We told you how you could help an abused dog get life-saving surgery; reported that Marshall Home, who kind of ran for mayor last month, got popped by the FBI for trying to drag the federal government into bankruptcy court and collect a wide range of multi-billion-dollar claims related to his quasi-legal mumbo-jumbo; looked at another fringe candidate for mayor who plans to bring the Los Angeles Dodgers and Sabado Gigante to Tucson; and said goodbye to Glenn Beck.
We opened up a spicy debate over Mr. K's barbecue; followed the Tucson Padres' season; looked ahead to the fall TV season; rounded up the week in Tucson cycling; brought you artwork from Philabaum and Etherton galleries; told you about yet another new brewery coming our way; gave you all kinds of ideas about how you could spend your Independence Day weekend; chewed the chow at more food trucks; looked back on an investigation into the links between Satanism and Dungeons and Dragons from 25 years ago in the Tucson Weekly; and listened to DJ Dan Gibson bring the funk.
Comment of the Week
"A foam cup of steaming gratitude is bestowed upon thee."

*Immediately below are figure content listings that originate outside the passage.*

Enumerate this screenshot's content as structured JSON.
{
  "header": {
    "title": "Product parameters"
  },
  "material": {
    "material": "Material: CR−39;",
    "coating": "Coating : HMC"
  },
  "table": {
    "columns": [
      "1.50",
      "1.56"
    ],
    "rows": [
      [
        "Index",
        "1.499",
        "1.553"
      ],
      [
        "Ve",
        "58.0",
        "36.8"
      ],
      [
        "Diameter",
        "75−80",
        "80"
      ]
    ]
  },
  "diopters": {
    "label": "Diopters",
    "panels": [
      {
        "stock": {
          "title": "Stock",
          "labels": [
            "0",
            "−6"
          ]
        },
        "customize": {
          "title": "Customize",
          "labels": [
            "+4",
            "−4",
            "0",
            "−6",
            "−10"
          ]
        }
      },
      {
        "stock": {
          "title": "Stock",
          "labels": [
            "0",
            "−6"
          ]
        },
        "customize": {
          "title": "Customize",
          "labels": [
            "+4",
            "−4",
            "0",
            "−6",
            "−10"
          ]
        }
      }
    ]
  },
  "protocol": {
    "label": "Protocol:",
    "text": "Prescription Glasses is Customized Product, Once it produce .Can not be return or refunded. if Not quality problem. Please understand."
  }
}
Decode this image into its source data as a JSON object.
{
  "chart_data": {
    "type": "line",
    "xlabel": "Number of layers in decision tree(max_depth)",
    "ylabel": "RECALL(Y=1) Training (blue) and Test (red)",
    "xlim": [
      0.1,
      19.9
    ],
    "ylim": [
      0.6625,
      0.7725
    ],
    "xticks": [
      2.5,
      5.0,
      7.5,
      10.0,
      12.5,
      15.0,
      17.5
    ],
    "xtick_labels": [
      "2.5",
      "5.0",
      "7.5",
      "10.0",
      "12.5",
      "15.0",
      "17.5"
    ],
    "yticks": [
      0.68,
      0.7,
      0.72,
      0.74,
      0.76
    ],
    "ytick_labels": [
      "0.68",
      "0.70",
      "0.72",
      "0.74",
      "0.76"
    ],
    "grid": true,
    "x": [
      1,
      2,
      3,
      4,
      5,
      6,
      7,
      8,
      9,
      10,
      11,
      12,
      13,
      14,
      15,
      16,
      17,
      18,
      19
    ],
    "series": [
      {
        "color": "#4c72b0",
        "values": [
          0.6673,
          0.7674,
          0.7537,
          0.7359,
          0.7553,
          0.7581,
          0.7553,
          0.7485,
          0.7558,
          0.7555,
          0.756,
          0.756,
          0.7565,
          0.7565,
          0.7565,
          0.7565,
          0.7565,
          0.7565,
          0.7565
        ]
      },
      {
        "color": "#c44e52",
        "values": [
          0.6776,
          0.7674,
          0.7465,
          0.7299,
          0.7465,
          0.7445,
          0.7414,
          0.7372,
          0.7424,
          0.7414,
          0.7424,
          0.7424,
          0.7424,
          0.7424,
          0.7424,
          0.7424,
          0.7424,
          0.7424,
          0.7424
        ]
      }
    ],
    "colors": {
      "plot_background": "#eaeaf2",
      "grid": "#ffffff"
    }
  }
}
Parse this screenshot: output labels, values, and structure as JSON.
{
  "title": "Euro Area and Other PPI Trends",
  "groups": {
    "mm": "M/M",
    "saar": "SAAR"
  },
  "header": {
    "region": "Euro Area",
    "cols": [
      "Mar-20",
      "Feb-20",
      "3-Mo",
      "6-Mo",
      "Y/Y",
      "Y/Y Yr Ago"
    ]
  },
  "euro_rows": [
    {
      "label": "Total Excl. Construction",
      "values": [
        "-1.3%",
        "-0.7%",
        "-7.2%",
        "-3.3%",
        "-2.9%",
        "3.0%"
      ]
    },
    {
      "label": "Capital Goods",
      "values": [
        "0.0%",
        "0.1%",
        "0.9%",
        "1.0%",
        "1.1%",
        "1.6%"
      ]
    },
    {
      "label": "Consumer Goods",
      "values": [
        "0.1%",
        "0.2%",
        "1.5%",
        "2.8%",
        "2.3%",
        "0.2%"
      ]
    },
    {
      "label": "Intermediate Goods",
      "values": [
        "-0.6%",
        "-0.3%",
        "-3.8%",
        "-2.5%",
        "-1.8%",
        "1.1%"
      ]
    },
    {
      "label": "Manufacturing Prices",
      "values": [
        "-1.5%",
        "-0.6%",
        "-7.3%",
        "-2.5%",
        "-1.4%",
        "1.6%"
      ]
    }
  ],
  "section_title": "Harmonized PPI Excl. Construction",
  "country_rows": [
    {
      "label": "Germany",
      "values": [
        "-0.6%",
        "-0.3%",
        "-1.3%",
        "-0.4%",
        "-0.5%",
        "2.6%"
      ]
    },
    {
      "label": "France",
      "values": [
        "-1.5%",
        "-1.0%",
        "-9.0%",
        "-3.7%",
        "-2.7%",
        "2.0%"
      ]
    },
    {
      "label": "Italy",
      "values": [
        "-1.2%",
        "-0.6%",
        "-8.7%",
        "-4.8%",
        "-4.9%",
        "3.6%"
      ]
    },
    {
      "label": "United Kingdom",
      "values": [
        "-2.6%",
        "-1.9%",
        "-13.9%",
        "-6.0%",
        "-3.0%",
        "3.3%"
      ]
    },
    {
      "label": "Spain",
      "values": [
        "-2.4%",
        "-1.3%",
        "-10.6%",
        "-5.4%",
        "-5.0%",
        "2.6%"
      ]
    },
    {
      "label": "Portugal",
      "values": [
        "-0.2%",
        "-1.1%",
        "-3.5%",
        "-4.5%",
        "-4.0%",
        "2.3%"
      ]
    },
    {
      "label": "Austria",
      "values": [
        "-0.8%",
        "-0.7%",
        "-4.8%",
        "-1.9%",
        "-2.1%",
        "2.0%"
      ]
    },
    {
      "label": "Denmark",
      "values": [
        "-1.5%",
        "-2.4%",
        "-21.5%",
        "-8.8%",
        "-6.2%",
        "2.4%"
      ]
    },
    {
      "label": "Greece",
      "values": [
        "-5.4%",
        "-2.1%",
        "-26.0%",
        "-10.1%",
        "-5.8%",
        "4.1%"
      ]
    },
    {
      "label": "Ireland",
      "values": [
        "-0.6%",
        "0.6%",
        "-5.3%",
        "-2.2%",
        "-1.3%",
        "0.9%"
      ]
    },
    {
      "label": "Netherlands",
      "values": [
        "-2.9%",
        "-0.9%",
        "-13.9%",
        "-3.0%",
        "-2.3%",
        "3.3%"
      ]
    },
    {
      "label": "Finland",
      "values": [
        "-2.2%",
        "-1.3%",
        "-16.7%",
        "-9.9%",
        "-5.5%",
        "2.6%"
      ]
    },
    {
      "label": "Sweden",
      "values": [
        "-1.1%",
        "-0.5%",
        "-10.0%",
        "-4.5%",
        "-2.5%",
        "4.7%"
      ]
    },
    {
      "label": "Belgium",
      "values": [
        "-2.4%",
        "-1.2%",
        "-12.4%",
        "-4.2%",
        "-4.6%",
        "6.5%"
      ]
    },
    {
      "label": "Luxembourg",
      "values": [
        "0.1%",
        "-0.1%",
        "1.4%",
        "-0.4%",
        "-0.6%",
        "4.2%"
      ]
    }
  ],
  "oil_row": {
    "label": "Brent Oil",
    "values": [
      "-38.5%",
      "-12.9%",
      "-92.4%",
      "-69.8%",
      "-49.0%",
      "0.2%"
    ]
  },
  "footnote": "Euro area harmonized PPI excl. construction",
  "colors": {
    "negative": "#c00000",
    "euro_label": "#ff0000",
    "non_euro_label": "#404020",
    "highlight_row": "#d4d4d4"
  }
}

—TucsonWeekly.com commenter "mr. meade," clearly a man of fine and distinguished tastes, takes a moment to appreciate the YouTube clip of James Brown pitching ramen noodles in a '90s Japanese ad ("James Brown Stars in the Best YouTube Video Ever Possibly," The Range, June 30).
Best of WWW
Every summer, it seems like there's an influx of comic-book movies, and even though Green Lantern didn't exactly burn up the box office, the influence of superheroes and other illustrated characters in pop culture is undeniable. This week, we kick off a series with the staff of Heroes and Villains as they give us a glimpse into what's happening in the world of comic books. No previous comics experience necessary.
Also, Samantha Cummings profiles Alice Rae, a local intimate-apparel shop in business for more than 40 years. The store has served generations of Tucson women going through various stages of their lives.